South Korea’s President Yoon Suk-yeol is reviewing a new proposal calling to reform the work week maximum to 69 hours.
In the proposal, which was set forth by the conservative labor ministry on Mar. 6, companies will be able to increase the maximum number of working hours in a week from the current 52 hours.
The proposal will be under public review until it is sent to the National Assembly for approval no later than July.
Since the proposal’s announcement, the government has faced intense backlash from South Korea’s Millennials and Generation Z — eponymously referred to as the “MZ generation” in Korea.
According to the president’s Press Secretary Kim Eun-hye, Yoon’s order to review the proposal comes after strong opinions have dominated conversations among the working population and the government’s liberal opposition.
Last Thursday, eight labor unions representing the MZ generation issued a joint public statement denouncing the government’s new plan, accusing the proposal of going against international efforts for a better work-life balance.
South Korea has the fourth-longest working hours among countries in the Organization for Economic Cooperation and Development (OECD), with employees working an average of 1,915 hours per year — compared to the OECD average of 1,716 hours.
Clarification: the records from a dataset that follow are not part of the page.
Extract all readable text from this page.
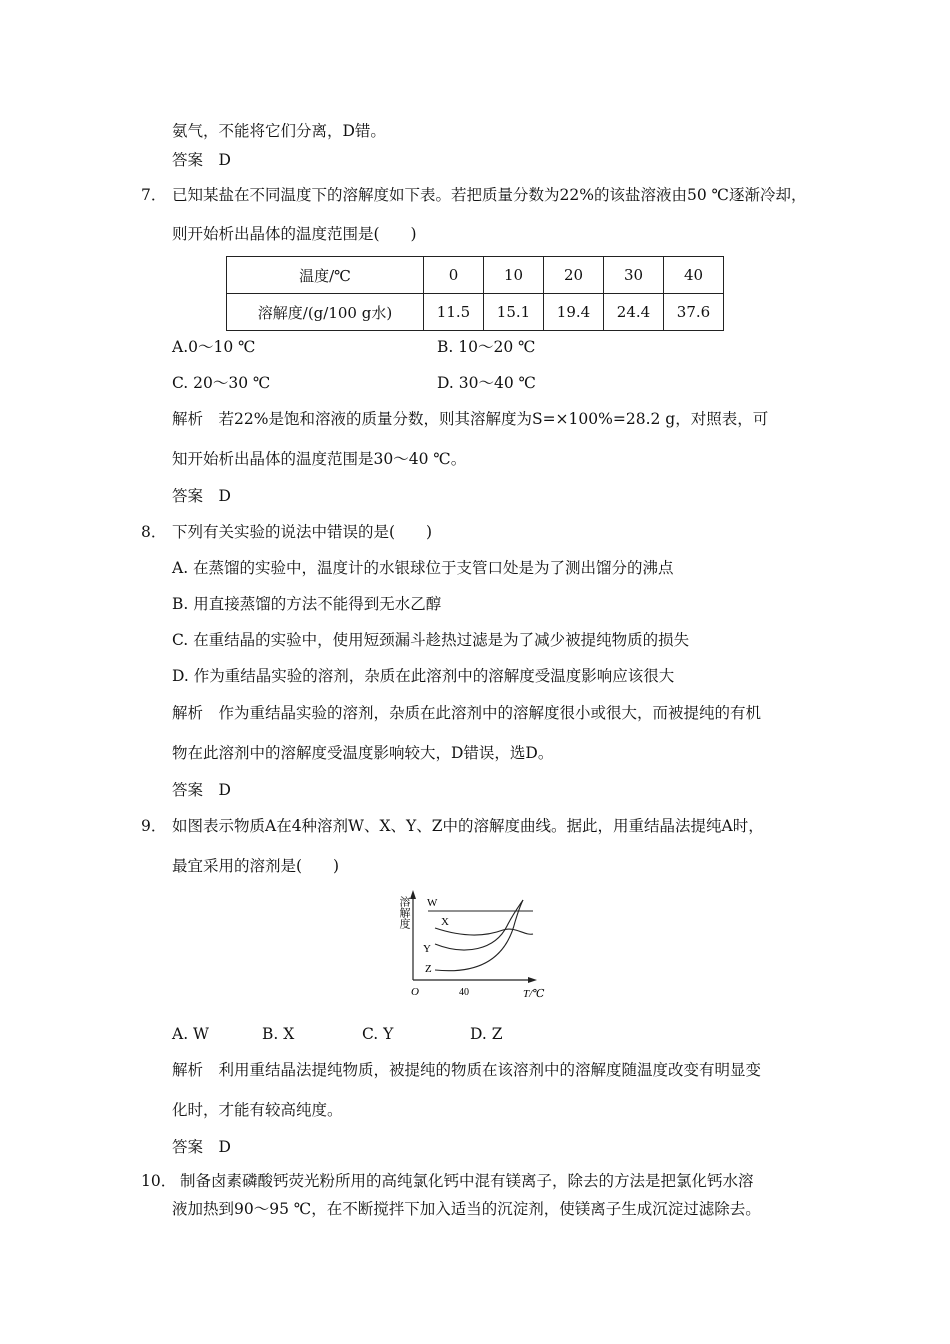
氨气，不能将它们分离，D错。
答案　D
7． 已知某盐在不同温度下的溶解度如下表。若把质量分数为22%的该盐溶液由50 ℃逐渐冷却，
则开始析出晶体的温度范围是(　　)
温度/℃	0	10	20	30	40
溶解度/(g/100 g水)	11.5	15.1	19.4	24.4	37.6
A.0～10 ℃	B. 10～20 ℃
C. 20～30 ℃	D. 30～40 ℃
解析　若22%是饱和溶液的质量分数，则其溶解度为S=×100%=28.2 g，对照表，可
知开始析出晶体的温度范围是30～40 ℃。
答案　D
8． 下列有关实验的说法中错误的是(　　)
A. 在蒸馏的实验中，温度计的水银球位于支管口处是为了测出馏分的沸点
B. 用直接蒸馏的方法不能得到无水乙醇
C. 在重结晶的实验中，使用短颈漏斗趁热过滤是为了减少被提纯物质的损失
D. 作为重结晶实验的溶剂，杂质在此溶剂中的溶解度受温度影响应该很大
解析　作为重结晶实验的溶剂，杂质在此溶剂中的溶解度很小或很大，而被提纯的有机
物在此溶剂中的溶解度受温度影响较大，D错误，选D。
答案　D
9． 如图表示物质A在4种溶剂W、X、Y、Z中的溶解度曲线。据此，用重结晶法提纯A时，
最宜采用的溶剂是(　　)
溶解度
O	40	T/℃
W
X
Y
Z
A. W	B. X	C. Y	D. Z
解析　利用重结晶法提纯物质，被提纯的物质在该溶剂中的溶解度随温度改变有明显变
化时，才能有较高纯度。
答案　D
10． 制备卤素磷酸钙荧光粉所用的高纯氯化钙中混有镁离子，除去的方法是把氯化钙水溶
液加热到90～95 ℃，在不断搅拌下加入适当的沉淀剂，使镁离子生成沉淀过滤除去。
The country’s declining fertility rate, which is the lowest in the world, has been linked to its demanding work culture. With a suicide rate of 24.1 for every 100,000 people, South Korea also has one of the highest rates of suicide in the world, according to the OECD.
Amid criticism from the public, Prime Minister Han Duk-soo explained that the essence of the system reform is to allow employers and employees to determine working hours through mutual agreement.
“We can guarantee workers’ health care by having them work hard during working hours and guaranteeing sufficient rest afterward,” said Han
He also reiterated that the government will work hard to ensure employers’ strict adherence to the policies and would respond strongly to problems such as unpaid overtime payments, overdue wages and failure to guarantee health rights.